In “Fannin,” Nicolás' sister Jan recalls seeing her father in the street one night. He was high, and did not respond when she tried to speak to him.

In “Waugh,” a sex worker named Poke lived in an apartment with five other sex workers, including Rod, the man who brought Poke in off the street when he was homeless. Rod told Poke he was HIV+, and asked him not to tell their roommates. Weeks passed and Rod maintained his silence with the rest of the household, and the situation became so tense that Poke started staying with one of his regular clients, a man named Emil. When the other men at the apartment finally realized that Rod was ill, they kicked him out of the house. More weeks passed, and eventually Poke asked Emil if Rod could stay with them. Emil agreed, but when Poke found Rod at a soup kitchen, Rod told him angrily that he was not interested. Poke continued to check on Rod daily, until eventually he was nowhere to be found.

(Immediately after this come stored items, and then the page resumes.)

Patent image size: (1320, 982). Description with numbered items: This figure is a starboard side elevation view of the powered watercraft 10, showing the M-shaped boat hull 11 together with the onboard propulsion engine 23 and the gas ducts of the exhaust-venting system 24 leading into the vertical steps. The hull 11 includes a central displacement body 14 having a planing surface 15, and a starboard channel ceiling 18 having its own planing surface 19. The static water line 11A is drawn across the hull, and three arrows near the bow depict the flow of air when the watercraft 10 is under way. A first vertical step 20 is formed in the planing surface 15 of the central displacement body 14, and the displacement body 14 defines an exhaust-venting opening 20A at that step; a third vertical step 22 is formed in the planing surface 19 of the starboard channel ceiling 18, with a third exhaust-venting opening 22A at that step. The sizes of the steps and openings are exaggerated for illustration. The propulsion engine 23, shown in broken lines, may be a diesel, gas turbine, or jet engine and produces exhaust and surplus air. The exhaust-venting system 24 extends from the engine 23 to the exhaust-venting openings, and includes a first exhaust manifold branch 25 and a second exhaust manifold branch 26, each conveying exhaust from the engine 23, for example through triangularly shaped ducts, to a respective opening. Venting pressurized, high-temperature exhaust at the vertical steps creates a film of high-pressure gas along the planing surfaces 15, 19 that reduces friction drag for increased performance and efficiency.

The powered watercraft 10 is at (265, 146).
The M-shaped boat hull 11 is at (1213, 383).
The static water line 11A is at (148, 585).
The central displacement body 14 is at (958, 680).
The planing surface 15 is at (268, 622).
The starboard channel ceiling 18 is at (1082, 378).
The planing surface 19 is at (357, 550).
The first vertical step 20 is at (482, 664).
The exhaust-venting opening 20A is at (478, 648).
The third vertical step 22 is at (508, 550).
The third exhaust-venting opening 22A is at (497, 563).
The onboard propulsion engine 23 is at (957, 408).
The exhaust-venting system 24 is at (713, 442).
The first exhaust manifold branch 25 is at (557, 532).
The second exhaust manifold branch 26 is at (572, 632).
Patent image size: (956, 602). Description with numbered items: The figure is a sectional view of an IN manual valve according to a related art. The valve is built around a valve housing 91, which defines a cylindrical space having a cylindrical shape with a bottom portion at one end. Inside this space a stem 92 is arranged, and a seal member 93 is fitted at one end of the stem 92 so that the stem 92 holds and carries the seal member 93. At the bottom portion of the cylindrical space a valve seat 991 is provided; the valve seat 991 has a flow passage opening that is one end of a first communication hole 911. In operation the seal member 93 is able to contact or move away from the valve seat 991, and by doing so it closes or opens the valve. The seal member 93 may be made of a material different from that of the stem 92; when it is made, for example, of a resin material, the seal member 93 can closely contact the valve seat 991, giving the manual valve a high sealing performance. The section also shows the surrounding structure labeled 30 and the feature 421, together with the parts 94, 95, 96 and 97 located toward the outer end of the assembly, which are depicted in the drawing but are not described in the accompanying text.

In “Elgin,” Nicolás' mother has moved away to Louisiana and Nicolás is living in his childhood home alone. His friend Miguel criticizes him for using casual sex as a means of distracting himself from his problems. Miguel is an immigrant from Guatemala, and he saves up enough money to send his parents back home, but chooses not to go with them. Miguel and Nicolás bond over their mutual loneliness. They have sex, and Miguel sleeps over, the first time Nicolás has ever actually spent the night with a man. Nicolás drives out to the beach and wonders if it is time to rethink his chronic aversion to commitment and enter into an actual relationship.